Here, of course, they don’t understand heat. It is as if the entire country, hearing that it was a South Pacific Island nation, decided we must be warm here. We look at the palm trees waving in the winds, and at lush beaches, and we assume that this means we need no heat. The fact that people have been shivering here for five or more months a year for the last 150 years just leads to a put-on-another-jumper mentality. And me, I put on another layer, and another, and another. And I feel vaguely embarrassed that dinner guests come in the house, take off their winter jackets, and then, half-way through dinner, get up from the table to put them back on. Ah, southern hospitality (only perhaps just a little two southern…).

The other night, I got home from work, smiled at the family and rushed to change out of damp work clothes and into the layers of at-home clothes it takes to sustain my body temperature in this weather. Long johns followed by a cotton layer followed by one layer of wool and another and another—as many as I can get on my body. I headed out, Michelin-man-like, to the dining room table and sat down to eat dinner.

And then the full impact of the day’s change came upon me. It was Heat Pump Day, the day when our house was transformed by a little plastic box which breathed out blissfully warm air. At the table, I shed layer after layer until I ate my clothes in what might be considered “inside-clothes,” and I didn’t even have the urge to put on a coat.
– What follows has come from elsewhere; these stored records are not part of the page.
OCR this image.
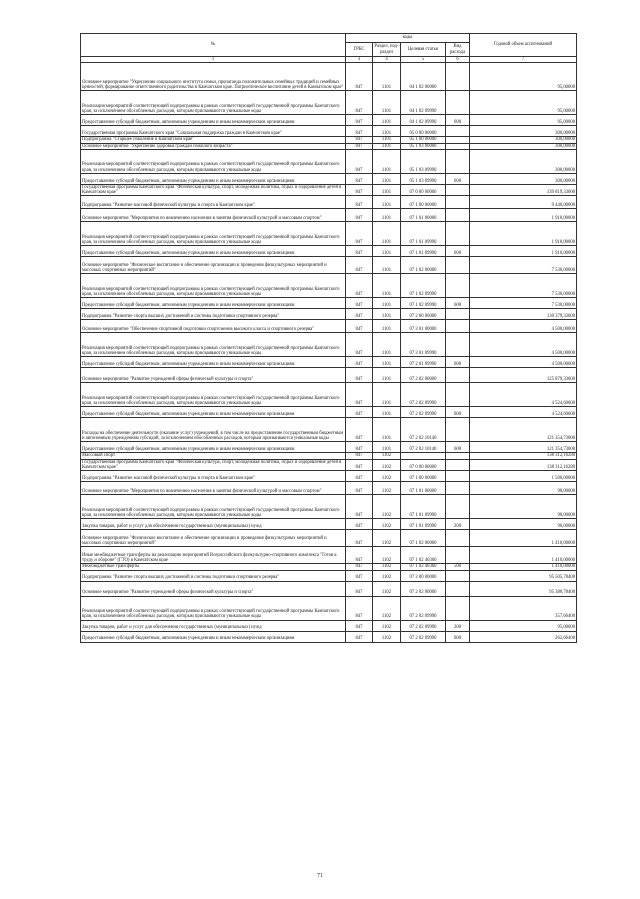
№	коды				Годовой объем ассигнований
	ГРБС	Раздел, под-раздел	Целевая статья	Вид расхода	
1	3	4	5	6	7
Основное мероприятие "Укрепление социального института семьи, пропаганда положительных семейных традиций и семейных ценностей, формирование ответственного родительства в Камчатском крае. Патриотическое воспитание детей в Камчатском крае"	847	1101	04 1 02 00000		95,00000
Реализация мероприятий соответствующей подпрограммы в рамках соответствующей государственной программы Камчатского края, за исключением обособленных расходов, которым присваиваются уникальные коды	847	1101	04 1 02 09990		95,00000
Предоставление субсидий бюджетным, автономным учреждениям и иным некоммерческим организациям	847	1101	04 1 02 09990	600	95,00000
Государственная программа Камчатского края "Социальная поддержка граждан в Камчатском крае"	847	1101	05 0 00 00000		300,00000
Подпрограмма "Старшее поколение в Камчатском крае"	847	1101	05 1 00 00000		300,00000
Основное мероприятие "Укрепление здоровья граждан пожилого возраста"	847	1101	05 1 03 00000		300,00000
Реализация мероприятий соответствующей подпрограммы в рамках соответствующей государственной программы Камчатского края, за исключением обособленных расходов, которым присваиваются уникальные коды	847	1101	05 1 03 09990		300,00000
Предоставление субсидий бюджетным, автономным учреждениям и иным некоммерческим организациям	847	1101	05 1 03 09990	600	300,00000
Государственная программа Камчатского края "Физическая культура, спорт, молодежная политика, отдых и оздоровление детей в Камчатском крае"	847	1101	07 0 00 00000		139 819,33600
Подпрограмма "Развитие массовой физической культуры и спорта в Камчатском крае"	847	1101	07 1 00 00000		9 440,00000
Основное мероприятие "Мероприятия по вовлечению населения в занятия физической культурой и массовым спортом"	847	1101	07 1 01 00000		1 910,00000
Реализация мероприятий соответствующей подпрограммы в рамках соответствующей государственной программы Камчатского края, за исключением обособленных расходов, которым присваиваются уникальные коды	847	1101	07 1 01 09990		1 910,00000
Предоставление субсидий бюджетным, автономным учреждениям и иным некоммерческим организациям	847	1101	07 1 01 09990	600	1 910,00000
Основное мероприятие "Физическое воспитание и обеспечение организации и проведения физкультурных мероприятий и массовых спортивных мероприятий"	847	1101	07 1 02 00000		7 530,00000
Реализация мероприятий соответствующей подпрограммы в рамках соответствующей государственной программы Камчатского края, за исключением обособленных расходов, которым присваиваются уникальные коды	847	1101	07 1 02 09990		7 530,00000
Предоставление субсидий бюджетным, автономным учреждениям и иным некоммерческим организациям	847	1101	07 1 02 09990	600	7 530,00000
Подпрограмма "Развитие спорта высших достижений и системы подготовки спортивного резерва"	847	1101	07 2 00 00000		130 379,33600
Основное мероприятие "Обеспечение спортивной подготовки спортсменов высокого класса и спортивного резерва"	847	1101	07 2 01 00000		4 500,00000
Реализация мероприятий соответствующей подпрограммы в рамках соответствующей государственной программы Камчатского края, за исключением обособленных расходов, которым присваиваются уникальные коды	847	1101	07 2 01 09990		4 500,00000
Предоставление субсидий бюджетным, автономным учреждениям и иным некоммерческим организациям	847	1101	07 2 01 09990	600	4 500,00000
Основное мероприятие "Развитие учреждений сферы физической культуры и спорта"	847	1101	07 2 02 00000		125 879,33600
Реализация мероприятий соответствующей подпрограммы в рамках соответствующей государственной программы Камчатского края, за исключением обособленных расходов, которым присваиваются уникальные коды	847	1101	07 2 02 09990		4 524,60600
Предоставление субсидий бюджетным, автономным учреждениям и иным некоммерческим организациям	847	1101	07 2 02 09990	600	4 524,60600
Расходы на обеспечение деятельности (оказание услуг) учреждений, в том числе на предоставление государственным бюджетным и автономным учреждениям субсидий, за исключением обособленных расходов, которым присваиваются уникальные коды	847	1101	07 2 02 10140		121 354,73000
Предоставление субсидий бюджетным, автономным учреждениям и иным некоммерческим организациям	847	1101	07 2 02 10140	600	121 354,73000
Массовый спорт	847	1102			138 312,16280
Государственная программа Камчатского края "Физическая культура, спорт, молодежная политика, отдых и оздоровление детей в Камчатском крае"	847	1102	07 0 00 00000		138 312,16280
Подпрограмма "Развитие массовой физической культуры и спорта в Камчатском крае"	847	1102	07 1 00 00000		1 500,00000
Основное мероприятие "Мероприятия по вовлечению населения в занятия физической культурой и массовым спортом"	847	1102	07 1 01 00000		90,00000
Реализация мероприятий соответствующей подпрограммы в рамках соответствующей государственной программы Камчатского края, за исключением обособленных расходов, которым присваиваются уникальные коды	847	1102	07 1 01 09990		90,00000
Закупка товаров, работ и услуг для обеспечения государственных (муниципальных) нужд	847	1102	07 1 01 09990	200	90,00000
Основное мероприятие "Физическое воспитание и обеспечение организации и проведения физкультурных мероприятий и массовых спортивных мероприятий"	847	1102	07 1 02 00000		1 410,00000
Иные межбюджетные трансферты на реализацию мероприятий Всероссийского физкультурно-спортивного комплекса "Готов к труду и обороне" (ГТО) в Камчатском крае	847	1102	07 1 02 40360		1 410,00000
Межбюджетные трансферты	847	1102	07 1 02 40360	500	1 410,00000
Подпрограмма "Развитие спорта высших достижений и системы подготовки спортивного резерва"	847	1102	07 2 00 00000		95 505,78400
Основное мероприятие "Развитие учреждений сферы физической культуры и спорта"	847	1102	07 2 02 00000		95 380,78400
Реализация мероприятий соответствующей подпрограммы в рамках соответствующей государственной программы Камчатского края, за исключением обособленных расходов, которым присваиваются уникальные коды	847	1102	07 2 02 09990		357,66400
Закупка товаров, работ и услуг для обеспечения государственных (муниципальных) нужд	847	1102	07 2 02 09990	200	95,00000
Предоставление субсидий бюджетным, автономным учреждениям и иным некоммерческим организациям	847	1102	07 2 02 09990	600	262,66400
71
To say the heat pump has transformed our lives sounds hysterical or overwrought somehow, and yet it is realistically my experience of the change. For two months I have gone around wearing as many clothes as I could at once, having fingers too chilly to type accurately, praying for sun—the only heat source we had. I dreaded the grey days, the coming of evening. My shoulders hunched up against my ears and my muscles tightened in response to the constant chill. (On the plus side, I did work out every single day—exercise being my only door into feeling warm, even sweating!)

Now, after we put the kids to bed, Michael and I sit on our couch rather than retreating into a small and heatable room. People walk into the house and say, “Ah, it feels good in here!” as though the inside actually offers shelter from the outside. Naomi takes off her down coat during dinner. And we’re just generally nicer to each other. Warmer, even.
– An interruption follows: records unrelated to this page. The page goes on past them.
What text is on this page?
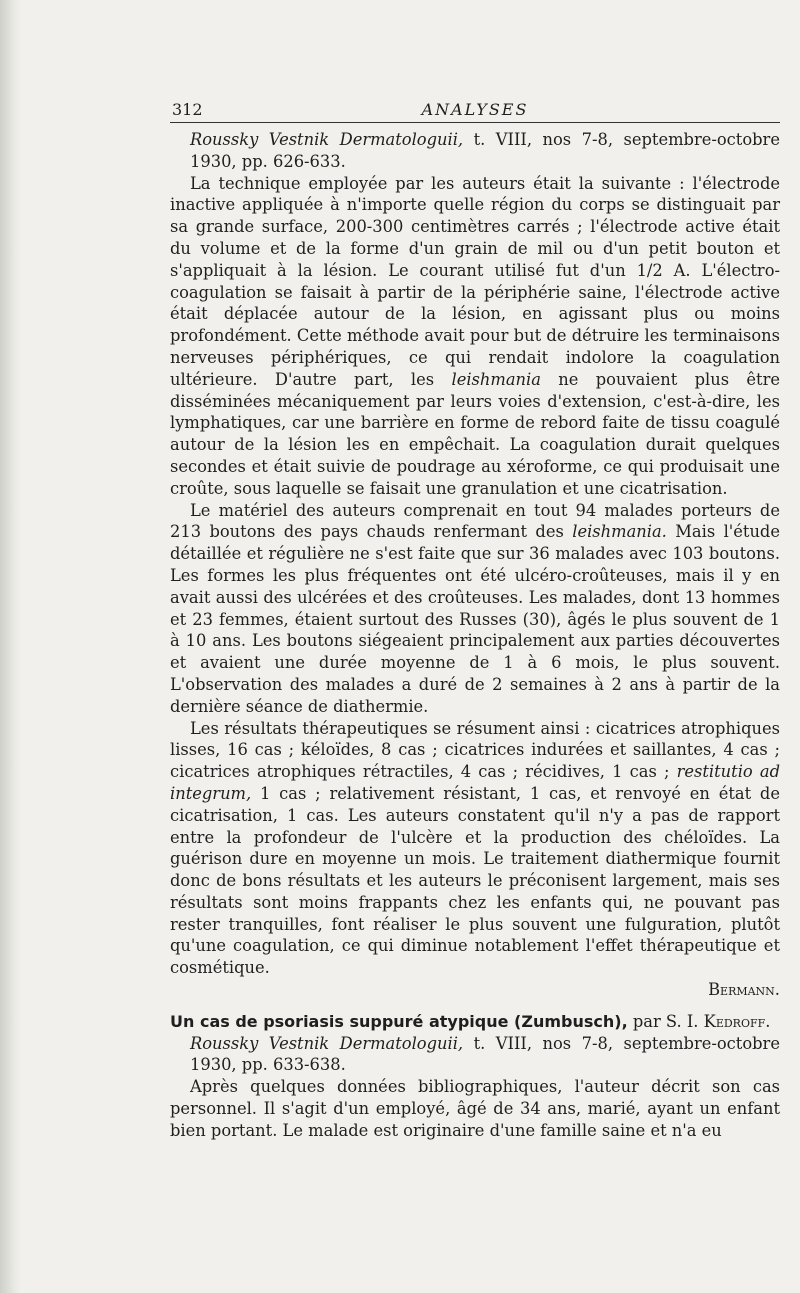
312	ANALYSES

Roussky Vestnik Dermatologuii, t. VIII, nos 7-8, septembre-octobre 1930, pp. 626-633.

La technique employée par les auteurs était la suivante : l'électrode inactive appliquée à n'importe quelle région du corps se distinguait par sa grande surface, 200-300 centimètres carrés ; l'électrode active était du volume et de la forme d'un grain de mil ou d'un petit bouton et s'appliquait à la lésion. Le courant utilisé fut d'un 1/2 A. L'électro-coagulation se faisait à partir de la périphérie saine, l'électrode active était déplacée autour de la lésion, en agissant plus ou moins profondément. Cette méthode avait pour but de détruire les terminaisons nerveuses périphériques, ce qui rendait indolore la coagulation ultérieure. D'autre part, les leishmania ne pouvaient plus être disséminées mécaniquement par leurs voies d'extension, c'est-à-dire, les lymphatiques, car une barrière en forme de rebord faite de tissu coagulé autour de la lésion les en empêchait. La coagulation durait quelques secondes et était suivie de poudrage au xéroforme, ce qui produisait une croûte, sous laquelle se faisait une granulation et une cicatrisation.

Le matériel des auteurs comprenait en tout 94 malades porteurs de 213 boutons des pays chauds renfermant des leishmania. Mais l'étude détaillée et régulière ne s'est faite que sur 36 malades avec 103 boutons. Les formes les plus fréquentes ont été ulcéro-croûteuses, mais il y en avait aussi des ulcérées et des croûteuses. Les malades, dont 13 hommes et 23 femmes, étaient surtout des Russes (30), âgés le plus souvent de 1 à 10 ans. Les boutons siégeaient principalement aux parties découvertes et avaient une durée moyenne de 1 à 6 mois, le plus souvent. L'observation des malades a duré de 2 semaines à 2 ans à partir de la dernière séance de diathermie.

Les résultats thérapeutiques se résument ainsi : cicatrices atrophiques lisses, 16 cas ; kéloïdes, 8 cas ; cicatrices indurées et saillantes, 4 cas ; cicatrices atrophiques rétractiles, 4 cas ; récidives, 1 cas ; restitutio ad integrum, 1 cas ; relativement résistant, 1 cas, et renvoyé en état de cicatrisation, 1 cas. Les auteurs constatent qu'il n'y a pas de rapport entre la profondeur de l'ulcère et la production des chéloïdes. La guérison dure en moyenne un mois. Le traitement diathermique fournit donc de bons résultats et les auteurs le préconisent largement, mais ses résultats sont moins frappants chez les enfants qui, ne pouvant pas rester tranquilles, font réaliser le plus souvent une fulguration, plutôt qu'une coagulation, ce qui diminue notablement l'effet thérapeutique et cosmétique.

Bermann.

Un cas de psoriasis suppuré atypique (Zumbusch), par S. I. Kedroff.

Roussky Vestnik Dermatologuii, t. VIII, nos 7-8, septembre-octobre 1930, pp. 633-638.

Après quelques données bibliographiques, l'auteur décrit son cas personnel. Il s'agit d'un employé, âgé de 34 ans, marié, ayant un enfant bien portant. Le malade est originaire d'une famille saine et n'a eu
The woodstove was supposed to come this week too, and it didn’t. Did I fly into icy rage, though? No. I smiled (warmly) and said that it would be ok if they came next week. And I cuddled up to the heatpump and knew that all would be right with the world.

(pictures today have nothing to do with heat. The first two are of the mobile Dad and Jamie gave me my first Christmas in New Zealand. Now it blows kisses to the sea. The other shot is of Aidan playing soccer in the field at his school this morning. Of course looking at the sea is magnificent and takes my breath away, but more surprising is that turning my back to the sea is nearly as beautiful. Amazing.)